# I was expecting a circle to trace a path of parabola . why isnt that the case?

Why isn't the rendered shape a parabola?

@Override
public void render () {
Gdx.gl.glClearColor(1, 0, 0, 1);
Gdx.gl.glClear(GL20.GL_COLOR_BUFFER_BIT);
renderer.begin(ShapeRenderer.ShapeType.Filled);
position.x += 1;
position.y = position.x * position.x ;
renderer.end();
}

• It's difficult to convey the motion of the circle with a still screenshot. Have you considered recording a video or an animated gif with something like LICEcap? – DMGregory Jul 8 '17 at 17:10
• Why isn't the rendered shape a parabola? You only render a circle... – Cedric Martens Jul 8 '17 at 17:23
• you're clearing your buffer every step. – Sidar Jul 8 '17 at 17:59
• If you've solved your problem, please consider describing your solution in an answer, and marking it accepted. This helps give the question some closure, so the system won't keep bumping it to attract new answers. – DMGregory Jul 9 '17 at 2:39

Your function acts like the y = x^2 function:

As you can see, it acts the same for positive and negative arguments, but it's mirrored through the Y axis. To achieve a parabola, you need to give it a range like (-5,5) or (-100,100). What you probably did is you set the x to 0 or 1.

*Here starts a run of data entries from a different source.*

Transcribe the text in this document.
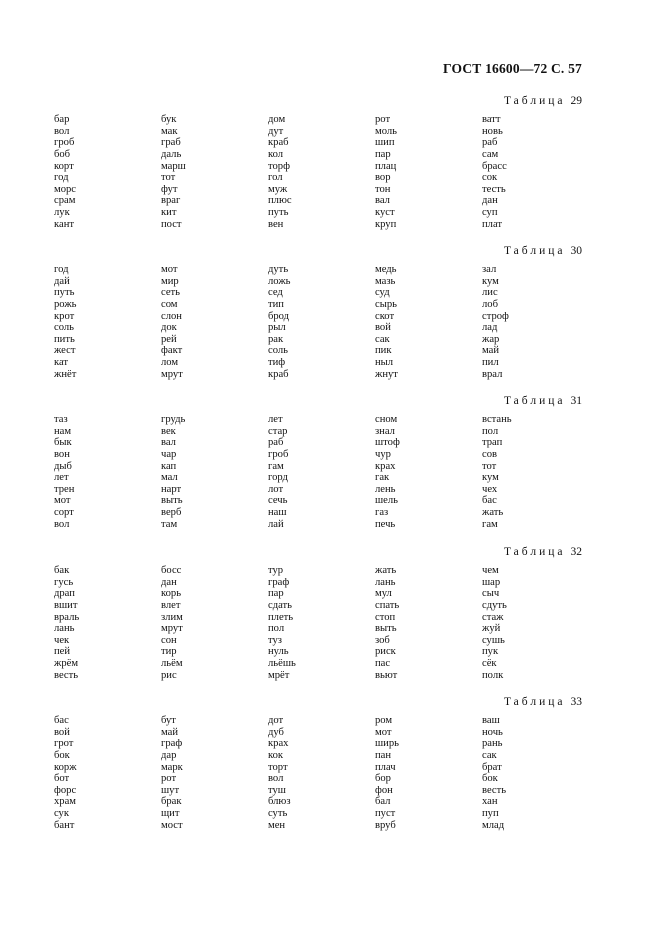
ГОСТ 16600—72 С. 57
Таблица 29
бар	бук	дом	рот	ватт
вол	мак	дут	моль	новь
гроб	граб	краб	шип	раб
боб	даль	кол	пар	сам
корт	марш	торф	плац	брасс
год	тот	гол	вор	сок
морс	фут	муж	тон	тесть
срам	враг	плюс	вал	дан
лук	кит	путь	куст	суп
кант	пост	вен	круп	плат
Таблица 30
год	мот	дуть	медь	зал
дай	мир	ложь	мазь	кум
путь	сеть	сед	суд	лис
рожь	сом	тип	сырь	лоб
крот	слон	брод	скот	строф
соль	док	рыл	вой	лад
пить	рей	рак	сак	жар
жест	факт	соль	пик	май
кат	лом	тиф	ныл	пил
жнёт	мрут	краб	жнут	врал
Таблица 31
таз	грудь	лет	сном	встань
нам	век	стар	знал	пол
бык	вал	раб	штоф	трап
вон	чар	гроб	чур	сов
дыб	кап	гам	крах	тот
лет	мал	горд	гак	кум
трен	нарт	лот	лень	чех
мот	выть	сечь	шель	бас
сорт	верб	наш	газ	жать
вол	там	лай	печь	гам
Таблица 32
бак	босс	тур	жать	чем
гусь	дан	граф	лань	шар
драп	корь	пар	мул	сыч
вшит	влет	сдать	спать	сдуть
враль	злим	плеть	стоп	стаж
лань	мрут	пол	выть	жуй
чек	сон	туз	зоб	сушь
пей	тир	нуль	риск	пук
жрём	льём	льёшь	пас	сёк
весть	рис	мрёт	вьют	полк
Таблица 33
бас	бут	дот	ром	ваш
вой	май	дуб	мот	ночь
грот	граф	крах	ширь	рань
бок	дар	кок	пан	сак
корж	марк	торт	плач	брат
бот	рот	вол	бор	бок
форс	шут	туш	фон	весть
храм	брак	блюз	бал	хан
сук	щит	суть	пуст	пуп
бант	мост	мен	вруб	млад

In order to achieve what you want, you should write:

float xOffset = 100;

@Override
public void render () {
Gdx.gl.glClearColor(1, 0, 0, 1);
Gdx.gl.glClear(GL20.GL_COLOR_BUFFER_BIT);
renderer.begin(ShapeRenderer.ShapeType.Filled);
float newX = ++position.x;
position.x = xOffset + newX;
position.y = newX * newX;

The xOffset will move your entire circle by x pixels right.